MICRO AND HETEROGENEOUS PHOTOCATALYTIC MESOREACTORS OF TIO2 SEMICONDUCTORS ASSOCIATED TO THE PLASMONIC EFFECT OF Al, Ag AND Au FOR PHOTODEGRADATION OF ORGANIC COMPOUNDS.
The use of meso - and microfluidic systems has expanded in recent years, a fact that is intrinsically linked to environmental sustainability, high yield and production savings associated with these types of system.
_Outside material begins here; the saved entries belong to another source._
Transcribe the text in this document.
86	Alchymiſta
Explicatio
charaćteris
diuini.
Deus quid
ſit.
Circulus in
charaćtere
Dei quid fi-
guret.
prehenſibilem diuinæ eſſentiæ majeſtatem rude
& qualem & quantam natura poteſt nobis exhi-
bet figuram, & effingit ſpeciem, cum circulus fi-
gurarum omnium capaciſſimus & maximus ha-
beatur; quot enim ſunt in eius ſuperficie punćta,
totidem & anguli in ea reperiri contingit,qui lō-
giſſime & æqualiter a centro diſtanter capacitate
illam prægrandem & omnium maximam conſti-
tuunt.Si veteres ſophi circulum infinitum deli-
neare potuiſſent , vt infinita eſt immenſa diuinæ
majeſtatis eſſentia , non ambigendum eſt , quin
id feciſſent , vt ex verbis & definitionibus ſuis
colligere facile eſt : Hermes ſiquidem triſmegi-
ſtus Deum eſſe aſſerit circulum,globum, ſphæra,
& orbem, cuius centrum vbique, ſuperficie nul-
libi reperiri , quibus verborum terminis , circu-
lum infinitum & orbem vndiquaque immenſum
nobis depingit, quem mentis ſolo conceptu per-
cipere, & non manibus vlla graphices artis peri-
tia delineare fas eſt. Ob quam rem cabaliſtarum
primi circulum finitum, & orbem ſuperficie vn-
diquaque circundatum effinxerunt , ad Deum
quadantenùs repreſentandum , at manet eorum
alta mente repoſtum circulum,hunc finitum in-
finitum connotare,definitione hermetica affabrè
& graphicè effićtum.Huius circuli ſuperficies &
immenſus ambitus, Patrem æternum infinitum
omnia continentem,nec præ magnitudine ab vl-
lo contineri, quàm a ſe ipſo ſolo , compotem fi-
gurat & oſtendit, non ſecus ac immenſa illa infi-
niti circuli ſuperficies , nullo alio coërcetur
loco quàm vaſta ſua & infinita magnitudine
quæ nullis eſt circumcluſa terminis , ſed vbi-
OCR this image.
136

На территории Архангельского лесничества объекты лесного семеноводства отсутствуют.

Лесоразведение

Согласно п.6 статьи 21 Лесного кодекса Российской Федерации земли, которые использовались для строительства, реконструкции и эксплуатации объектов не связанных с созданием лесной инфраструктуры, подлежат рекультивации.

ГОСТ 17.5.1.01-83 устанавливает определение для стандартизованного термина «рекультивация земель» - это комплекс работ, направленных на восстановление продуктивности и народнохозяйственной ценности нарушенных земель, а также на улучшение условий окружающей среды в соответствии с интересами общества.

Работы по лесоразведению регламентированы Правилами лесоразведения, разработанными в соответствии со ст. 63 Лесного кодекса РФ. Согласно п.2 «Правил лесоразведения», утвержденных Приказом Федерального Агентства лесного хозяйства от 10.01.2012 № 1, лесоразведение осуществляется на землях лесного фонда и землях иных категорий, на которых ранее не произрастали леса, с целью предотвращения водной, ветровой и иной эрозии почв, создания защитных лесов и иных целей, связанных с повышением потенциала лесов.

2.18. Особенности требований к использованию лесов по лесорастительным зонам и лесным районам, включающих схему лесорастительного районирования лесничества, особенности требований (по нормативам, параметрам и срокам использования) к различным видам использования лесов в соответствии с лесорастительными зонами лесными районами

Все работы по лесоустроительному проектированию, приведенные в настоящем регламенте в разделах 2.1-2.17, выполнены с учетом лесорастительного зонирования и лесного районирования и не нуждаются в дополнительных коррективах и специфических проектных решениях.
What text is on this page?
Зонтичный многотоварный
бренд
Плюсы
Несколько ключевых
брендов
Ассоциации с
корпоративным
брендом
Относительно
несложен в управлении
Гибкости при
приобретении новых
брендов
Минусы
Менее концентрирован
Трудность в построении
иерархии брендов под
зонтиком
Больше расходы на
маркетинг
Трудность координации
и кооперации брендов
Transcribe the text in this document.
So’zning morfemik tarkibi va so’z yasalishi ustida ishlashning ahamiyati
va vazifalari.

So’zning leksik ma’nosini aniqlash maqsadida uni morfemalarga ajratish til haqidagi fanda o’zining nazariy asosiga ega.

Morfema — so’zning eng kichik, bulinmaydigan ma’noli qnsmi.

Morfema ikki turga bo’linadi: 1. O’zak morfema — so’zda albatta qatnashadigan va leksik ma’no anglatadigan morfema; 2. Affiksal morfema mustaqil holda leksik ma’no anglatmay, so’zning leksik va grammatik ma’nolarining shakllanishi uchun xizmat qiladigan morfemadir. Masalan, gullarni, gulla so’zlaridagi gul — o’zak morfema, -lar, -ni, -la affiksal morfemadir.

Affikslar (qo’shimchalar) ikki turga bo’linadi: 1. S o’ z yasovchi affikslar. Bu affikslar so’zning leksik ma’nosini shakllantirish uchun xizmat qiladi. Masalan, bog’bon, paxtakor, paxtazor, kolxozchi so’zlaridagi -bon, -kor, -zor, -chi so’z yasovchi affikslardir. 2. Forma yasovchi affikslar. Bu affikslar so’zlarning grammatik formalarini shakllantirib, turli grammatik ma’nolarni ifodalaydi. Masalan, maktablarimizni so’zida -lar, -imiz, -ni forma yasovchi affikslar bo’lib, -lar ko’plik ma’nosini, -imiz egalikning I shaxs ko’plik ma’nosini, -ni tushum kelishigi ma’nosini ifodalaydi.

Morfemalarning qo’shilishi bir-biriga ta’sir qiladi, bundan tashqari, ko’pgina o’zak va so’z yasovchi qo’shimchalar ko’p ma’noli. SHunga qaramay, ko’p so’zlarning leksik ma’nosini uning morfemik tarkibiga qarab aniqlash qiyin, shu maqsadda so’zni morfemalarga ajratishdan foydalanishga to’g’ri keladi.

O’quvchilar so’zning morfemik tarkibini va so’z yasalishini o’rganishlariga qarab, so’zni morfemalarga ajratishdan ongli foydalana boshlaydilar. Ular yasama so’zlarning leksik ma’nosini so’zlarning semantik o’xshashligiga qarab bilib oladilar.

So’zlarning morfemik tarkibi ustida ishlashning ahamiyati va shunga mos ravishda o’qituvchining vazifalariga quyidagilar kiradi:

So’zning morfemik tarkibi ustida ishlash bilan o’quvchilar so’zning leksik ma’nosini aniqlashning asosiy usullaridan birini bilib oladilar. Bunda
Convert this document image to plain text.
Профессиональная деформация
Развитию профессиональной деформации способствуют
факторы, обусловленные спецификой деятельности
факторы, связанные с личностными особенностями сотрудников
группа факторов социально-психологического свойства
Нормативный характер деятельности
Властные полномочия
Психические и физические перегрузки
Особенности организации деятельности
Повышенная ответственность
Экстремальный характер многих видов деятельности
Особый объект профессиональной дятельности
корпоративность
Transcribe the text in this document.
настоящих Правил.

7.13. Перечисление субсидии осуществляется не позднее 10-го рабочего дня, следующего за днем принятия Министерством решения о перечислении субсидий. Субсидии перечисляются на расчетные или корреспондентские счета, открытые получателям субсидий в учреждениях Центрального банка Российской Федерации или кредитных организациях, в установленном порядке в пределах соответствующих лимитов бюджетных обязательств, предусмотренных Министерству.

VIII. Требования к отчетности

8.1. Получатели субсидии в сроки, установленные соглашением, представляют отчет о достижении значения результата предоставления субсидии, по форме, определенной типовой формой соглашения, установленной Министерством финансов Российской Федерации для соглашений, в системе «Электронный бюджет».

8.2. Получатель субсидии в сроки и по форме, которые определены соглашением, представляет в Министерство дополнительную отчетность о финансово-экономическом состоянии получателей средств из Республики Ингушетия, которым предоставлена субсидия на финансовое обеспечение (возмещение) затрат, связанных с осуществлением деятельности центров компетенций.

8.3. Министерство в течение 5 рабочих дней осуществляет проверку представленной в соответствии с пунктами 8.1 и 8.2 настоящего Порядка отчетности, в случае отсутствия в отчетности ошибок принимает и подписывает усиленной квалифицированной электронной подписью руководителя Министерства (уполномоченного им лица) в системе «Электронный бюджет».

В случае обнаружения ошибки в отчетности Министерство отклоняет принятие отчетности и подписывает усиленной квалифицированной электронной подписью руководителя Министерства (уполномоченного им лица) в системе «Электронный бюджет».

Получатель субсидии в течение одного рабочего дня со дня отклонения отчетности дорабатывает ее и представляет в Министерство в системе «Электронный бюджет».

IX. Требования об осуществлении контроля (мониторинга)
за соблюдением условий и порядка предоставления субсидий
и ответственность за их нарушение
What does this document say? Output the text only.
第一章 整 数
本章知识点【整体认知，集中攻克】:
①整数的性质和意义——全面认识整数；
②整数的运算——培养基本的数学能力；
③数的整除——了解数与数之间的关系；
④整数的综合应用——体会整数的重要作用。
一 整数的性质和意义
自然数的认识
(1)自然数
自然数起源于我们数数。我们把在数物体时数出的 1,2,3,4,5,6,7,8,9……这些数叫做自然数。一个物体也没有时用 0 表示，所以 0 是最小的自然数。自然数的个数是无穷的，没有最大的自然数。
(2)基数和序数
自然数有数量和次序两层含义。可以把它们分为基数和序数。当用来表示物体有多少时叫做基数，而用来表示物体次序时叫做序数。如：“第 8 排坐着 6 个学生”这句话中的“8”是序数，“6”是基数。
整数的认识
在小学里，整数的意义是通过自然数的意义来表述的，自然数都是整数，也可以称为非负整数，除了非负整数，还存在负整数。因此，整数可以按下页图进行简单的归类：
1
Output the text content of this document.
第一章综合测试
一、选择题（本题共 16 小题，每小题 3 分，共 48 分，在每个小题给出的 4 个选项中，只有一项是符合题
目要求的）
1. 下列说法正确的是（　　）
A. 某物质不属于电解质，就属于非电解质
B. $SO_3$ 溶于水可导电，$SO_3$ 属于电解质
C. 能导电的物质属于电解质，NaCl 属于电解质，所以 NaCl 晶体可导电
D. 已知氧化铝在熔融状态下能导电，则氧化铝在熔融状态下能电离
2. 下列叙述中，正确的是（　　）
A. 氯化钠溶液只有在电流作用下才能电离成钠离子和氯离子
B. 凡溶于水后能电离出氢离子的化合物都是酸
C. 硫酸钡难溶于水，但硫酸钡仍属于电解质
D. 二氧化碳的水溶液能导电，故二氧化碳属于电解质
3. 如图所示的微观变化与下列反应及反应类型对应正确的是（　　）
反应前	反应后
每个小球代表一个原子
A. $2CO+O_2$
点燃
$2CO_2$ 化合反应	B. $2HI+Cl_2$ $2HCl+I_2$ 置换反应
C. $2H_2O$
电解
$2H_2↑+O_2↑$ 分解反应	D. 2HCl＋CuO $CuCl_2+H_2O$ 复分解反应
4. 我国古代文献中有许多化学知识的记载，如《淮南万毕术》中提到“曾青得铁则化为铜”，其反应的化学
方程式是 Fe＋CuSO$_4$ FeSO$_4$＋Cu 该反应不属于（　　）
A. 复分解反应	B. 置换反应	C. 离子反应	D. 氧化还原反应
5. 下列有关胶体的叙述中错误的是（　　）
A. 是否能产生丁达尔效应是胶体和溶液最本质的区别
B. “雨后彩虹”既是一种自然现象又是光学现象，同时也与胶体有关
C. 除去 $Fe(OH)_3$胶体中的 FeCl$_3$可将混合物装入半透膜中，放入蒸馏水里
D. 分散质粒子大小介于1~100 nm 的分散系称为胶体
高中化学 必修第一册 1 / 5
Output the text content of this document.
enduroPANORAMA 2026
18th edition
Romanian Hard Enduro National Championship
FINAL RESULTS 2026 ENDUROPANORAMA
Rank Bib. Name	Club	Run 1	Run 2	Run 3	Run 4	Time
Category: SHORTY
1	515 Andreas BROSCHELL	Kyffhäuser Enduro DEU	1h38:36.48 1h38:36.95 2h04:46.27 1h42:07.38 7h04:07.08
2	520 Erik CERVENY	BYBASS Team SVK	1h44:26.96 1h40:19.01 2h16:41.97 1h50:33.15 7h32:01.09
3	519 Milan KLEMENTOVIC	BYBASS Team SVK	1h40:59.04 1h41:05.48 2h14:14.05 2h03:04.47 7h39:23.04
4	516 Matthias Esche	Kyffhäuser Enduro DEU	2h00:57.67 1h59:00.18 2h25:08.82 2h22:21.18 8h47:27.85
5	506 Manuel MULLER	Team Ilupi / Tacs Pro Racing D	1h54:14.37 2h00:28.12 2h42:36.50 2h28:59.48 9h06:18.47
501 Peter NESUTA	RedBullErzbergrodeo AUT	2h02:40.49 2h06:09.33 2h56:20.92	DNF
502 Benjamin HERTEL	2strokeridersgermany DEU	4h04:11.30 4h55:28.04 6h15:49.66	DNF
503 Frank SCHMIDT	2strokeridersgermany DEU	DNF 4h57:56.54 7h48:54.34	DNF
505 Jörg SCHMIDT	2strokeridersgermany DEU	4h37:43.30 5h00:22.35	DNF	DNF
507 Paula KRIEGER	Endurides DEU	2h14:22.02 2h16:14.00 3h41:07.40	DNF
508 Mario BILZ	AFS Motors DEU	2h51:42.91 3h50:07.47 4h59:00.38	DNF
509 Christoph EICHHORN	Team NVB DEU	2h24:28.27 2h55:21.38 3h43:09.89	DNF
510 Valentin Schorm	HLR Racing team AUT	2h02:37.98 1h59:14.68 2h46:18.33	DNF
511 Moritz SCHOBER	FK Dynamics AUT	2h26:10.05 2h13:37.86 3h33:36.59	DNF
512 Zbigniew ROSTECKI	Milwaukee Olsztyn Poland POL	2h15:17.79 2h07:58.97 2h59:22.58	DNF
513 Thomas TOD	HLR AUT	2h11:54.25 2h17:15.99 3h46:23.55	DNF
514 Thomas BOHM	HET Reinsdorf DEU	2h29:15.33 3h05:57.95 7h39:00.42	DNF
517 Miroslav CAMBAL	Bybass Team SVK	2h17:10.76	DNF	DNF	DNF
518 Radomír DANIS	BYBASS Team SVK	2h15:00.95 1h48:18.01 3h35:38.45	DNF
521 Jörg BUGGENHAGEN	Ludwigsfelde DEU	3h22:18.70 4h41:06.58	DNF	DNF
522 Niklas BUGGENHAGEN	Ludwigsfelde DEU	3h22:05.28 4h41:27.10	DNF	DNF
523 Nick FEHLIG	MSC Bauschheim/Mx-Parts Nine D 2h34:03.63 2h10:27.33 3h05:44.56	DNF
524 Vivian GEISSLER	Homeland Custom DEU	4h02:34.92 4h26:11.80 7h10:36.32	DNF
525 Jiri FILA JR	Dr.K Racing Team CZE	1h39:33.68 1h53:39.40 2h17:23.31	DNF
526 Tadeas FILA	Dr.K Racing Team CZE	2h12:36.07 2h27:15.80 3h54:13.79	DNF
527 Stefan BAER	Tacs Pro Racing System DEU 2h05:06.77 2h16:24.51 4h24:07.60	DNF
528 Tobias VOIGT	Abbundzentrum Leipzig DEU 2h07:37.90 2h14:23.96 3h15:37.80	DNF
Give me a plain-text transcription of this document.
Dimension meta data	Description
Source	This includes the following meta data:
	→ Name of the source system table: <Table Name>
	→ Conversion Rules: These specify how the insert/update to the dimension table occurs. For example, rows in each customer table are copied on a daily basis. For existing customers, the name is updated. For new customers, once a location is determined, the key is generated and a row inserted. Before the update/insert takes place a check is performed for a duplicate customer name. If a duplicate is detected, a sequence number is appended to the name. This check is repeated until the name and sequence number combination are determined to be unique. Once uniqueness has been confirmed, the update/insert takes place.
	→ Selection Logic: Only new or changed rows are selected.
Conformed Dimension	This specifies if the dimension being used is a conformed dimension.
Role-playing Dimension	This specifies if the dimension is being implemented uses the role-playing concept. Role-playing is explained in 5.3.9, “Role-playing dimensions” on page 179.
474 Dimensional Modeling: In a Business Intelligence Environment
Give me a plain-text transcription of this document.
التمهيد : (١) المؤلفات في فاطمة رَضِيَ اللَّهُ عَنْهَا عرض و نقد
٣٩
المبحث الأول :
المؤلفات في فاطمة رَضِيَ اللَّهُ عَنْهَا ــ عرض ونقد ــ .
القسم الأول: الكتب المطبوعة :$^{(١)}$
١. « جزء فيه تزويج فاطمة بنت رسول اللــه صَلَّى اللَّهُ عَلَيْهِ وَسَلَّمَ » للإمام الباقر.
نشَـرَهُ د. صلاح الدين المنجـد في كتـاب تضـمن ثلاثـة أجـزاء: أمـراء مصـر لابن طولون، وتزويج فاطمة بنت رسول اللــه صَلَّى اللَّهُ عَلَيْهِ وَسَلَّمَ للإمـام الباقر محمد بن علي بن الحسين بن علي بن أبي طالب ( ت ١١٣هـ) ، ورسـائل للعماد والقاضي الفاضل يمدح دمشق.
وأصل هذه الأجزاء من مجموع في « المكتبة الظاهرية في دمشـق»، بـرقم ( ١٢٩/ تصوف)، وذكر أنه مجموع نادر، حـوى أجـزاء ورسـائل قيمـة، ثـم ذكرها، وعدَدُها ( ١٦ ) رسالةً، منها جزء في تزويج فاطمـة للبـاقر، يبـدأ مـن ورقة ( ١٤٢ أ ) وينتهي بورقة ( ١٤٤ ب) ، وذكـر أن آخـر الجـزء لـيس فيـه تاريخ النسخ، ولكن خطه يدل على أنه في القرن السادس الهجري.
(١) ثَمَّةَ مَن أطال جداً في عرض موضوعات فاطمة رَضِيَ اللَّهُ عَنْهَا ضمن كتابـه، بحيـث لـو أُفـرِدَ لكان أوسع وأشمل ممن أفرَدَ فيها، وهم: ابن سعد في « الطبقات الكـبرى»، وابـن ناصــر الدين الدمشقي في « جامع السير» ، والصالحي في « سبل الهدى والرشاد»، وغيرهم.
In this project we are working on the combination of microfluidic systems with heterogeneous photocatalysis, through the immobilization of TiO2 in PDMS, offering new and wide possibilities of photocatalysed chemical reactions, more efficient than batch systems. For this reason, the investigation in the areas of microfluidic and heterogeneous photocatalysis with immobilization of TiO2 in PDMS, becomes an excellent alternative for the development of photocatalytic microfluidic devices with high oxidation power of organic compounds. The use of semiconductors, such as TiO2, doped with metals (Al, Ag and Au), has been reported in the literature as a way to increase photocatalytic efficiency due to the effect of Surface Plasmon Resonance (SPR), which guarantees greater energy utilization and prevents the phenomenon of recombination of the photoexcited electron of the semiconductor. This project aims to improve the prototyping of micro and photocatalytic mesorreators by the deposition of nanostructured metal material (Al, Ag, Au) on a layer of TiO2 impregnated in PDMS. The generation of composite metal / semiconductor / PDMS (plasmonic photocalitic composite) incorporated in micro and mesorreators will be objects of study by the photodegradação of organic molecules in continuous flow. The steps that form the basis of this project are: a) Optimization of doping of the PDMS-TiO2 composite with Al, Ag and Au metals by high vacuum deposition by electron beams; b) prototyping of microfluidic and photofluoridic plasmodial devices with two techniques of microfabrication, CO2 laser printing and soft photolithography c) photodegradation tests of organic molecules and comparison of the plasticity photocatalytic efficiency of the devices with and without nanostructured metal.